Impaired Ability to Recognize Facial Expressions is Linked to Sleep Deprivation

A study out of the University of Arizona Psychology Department found that a rough night’s sleep may impair your ability to read the room when it comes to facial expressions.

Published in Neurobiology of Sleep and Circadian Rhythms, the research reported that participants who were sleep deprived had a harder time recognizing happy and sad facial expressions than those who were well rested.

However, it is notable that sleep-deprived participants did not show any impairment in recognizing other emotional facial expressions like anger, surprise, fear, and disgust.  That may be because those expressions and emotions are more primitive, and they are wired differently in our brains to help us survive dangers.

Research was led by the UA professor of psychology, psychiatry, and medical imaging, Dr. William D.S. Killgore.

Social emotions like sadness and happiness do not indicate threat like anger and fear do, so they are emotions that are not as necessary for immediate survival.  When we are sleep deprived, we are more likely to dedicate all resources to recognizing only things that put us in immediate danger.

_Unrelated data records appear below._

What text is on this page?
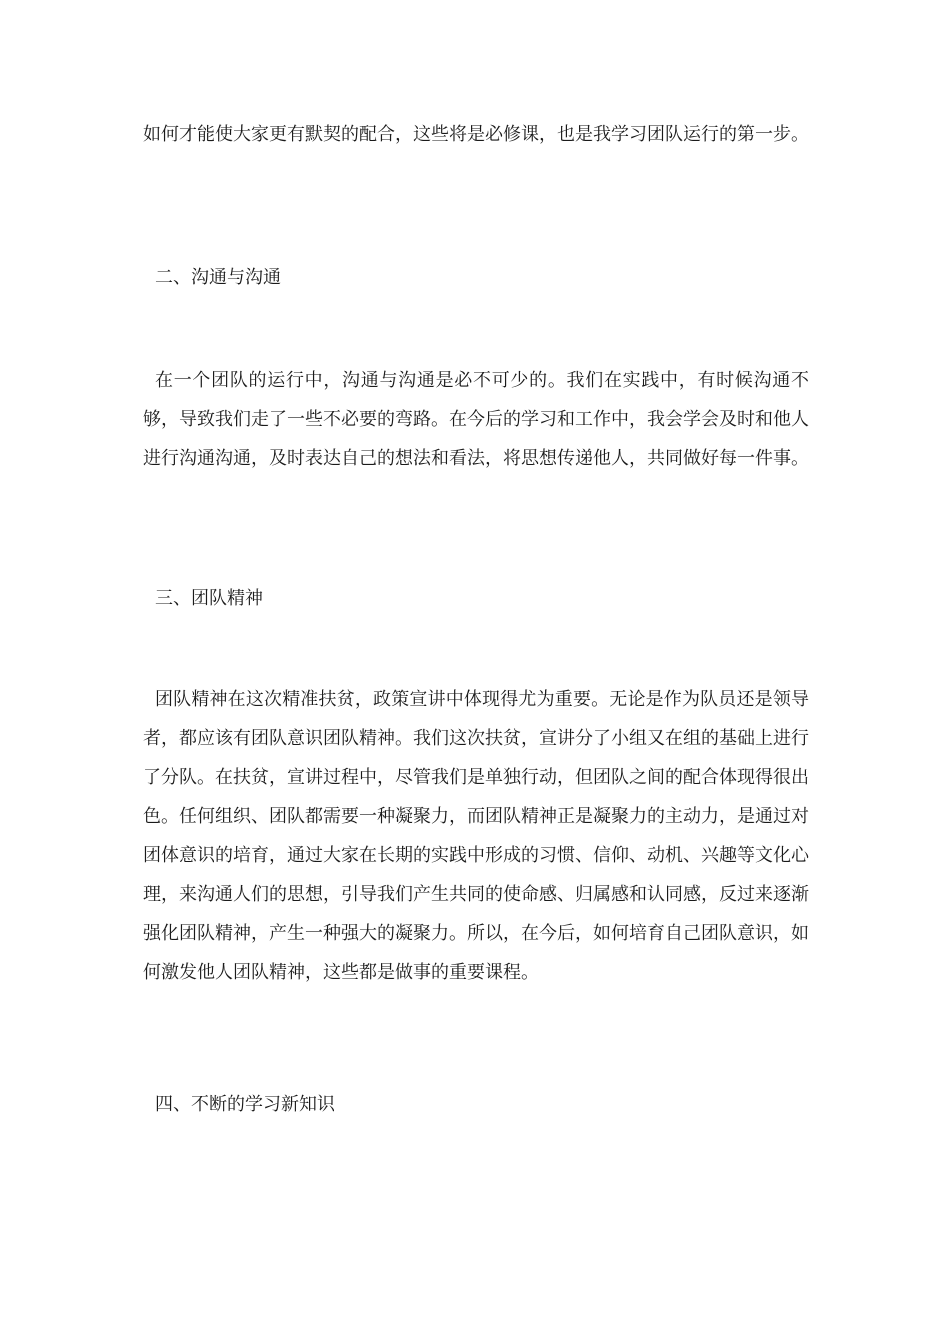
如何才能使大家更有默契的配合，这些将是必修课，也是我学习团队运行的第一步。

二、沟通与沟通

在一个团队的运行中，沟通与沟通是必不可少的。我们在实践中，有时候沟通不够，导致我们走了一些不必要的弯路。在今后的学习和工作中，我会学会及时和他人进行沟通沟通，及时表达自己的想法和看法，将思想传递他人，共同做好每一件事。

三、团队精神

团队精神在这次精准扶贫，政策宣讲中体现得尤为重要。无论是作为队员还是领导者，都应该有团队意识团队精神。我们这次扶贫，宣讲分了小组又在组的基础上进行了分队。在扶贫，宣讲过程中，尽管我们是单独行动，但团队之间的配合体现得很出色。任何组织、团队都需要一种凝聚力，而团队精神正是凝聚力的主动力，是通过对团体意识的培育，通过大家在长期的实践中形成的习惯、信仰、动机、兴趣等文化心理，来沟通人们的思想，引导我们产生共同的使命感、归属感和认同感，反过来逐渐强化团队精神，产生一种强大的凝聚力。所以，在今后，如何培育自己团队意识，如何激发他人团队精神，这些都是做事的重要课程。

四、不断的学习新知识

Dr. Killgore notes that even when you are sleep deprived, you should still be able to identify when someone is trying to harm you.  In that kind of situation, being able to read whether someone is happy or sad is not that important, so social emotions are put on the backburner when your body is trying to fight the effects of exhaustion.

Dr. Killgore collected data from previous research that focused on how sleep deprivation affects emotional, social, and moral judgements.

Fifty-four people were analyzed in this study.  They each were shown a photograph of the same man’s face expressing different degrees of emotions like sadness, anger, fear, happiness, disgust, and surprise.  The participants then had to determine which of those emotions was being expressed on the man’s face.

The images were intentionally somewhat ambiguous, using commonly confused expressions that were morphed and modified by a computer program.  For example, one expression may have shown 30% surprise and 70% sadness.  This was done to analyze the participants’ ability to recognize more subtle expressions.  A total of 180 images of blended facial expressions were shown in each session.

The baseline response to the photographs when well-rested were compared to their responses after one night of sleep deprivation.

The more obvious facial expressions, like a frown or grin, could be identified without any problem, regardless of how much sleep that person got the night before; however, tired participants had a tough time recognizing subtle expressions of sadness and happiness, even though their ability to identify other emotions was not impaired.

After a good night’s sleep, the participants had no problems recognizing those sad and happy expressions, immediately returning to baseline level after recovery sleep.

The difference between the two was not as significant as some might hope; however, it is enough evidence to suggest that long-term sleep deprivation could have a significant effect on social interactions.

Dr. Killgore notes that in this society, most people are not able to get the recommended seven to eight hours of sleep each night, with the average being less than six hours of sleep.  This could impair the ability to read common emotions and, therefore, interfere with daily interactions.  For instance, you may respond inappropriately to a person who is sad because you thought they were angry.  Social emotions are uniquely human, so not being able to identify those in other people could lead to some serious complications in everyday life.  You would be unable to read what your spouse or partner needs from you as well.

This research was built onto the existing work focused on how sleep deprivation affects the brain’s prefrontal cortex, which is responsible for making decisions, judgements, and using emotions.

An earlier study from Harvard found that sleep deprivation causes a disconnect between the prefrontal cortex and the amygdala, which is the part of the brain that helps you respond to emotions.

Essentially, these two parts of the brain control emotions and help us recognize those expressions on others, and sleep deprivation causes them to lose their communication.  The point of this study was to test that theory from the Harvard study, and Dr. Killgore is confident that it does.


Rachael Herman is a professional writer with an extensive background in medical writing, research, and language development.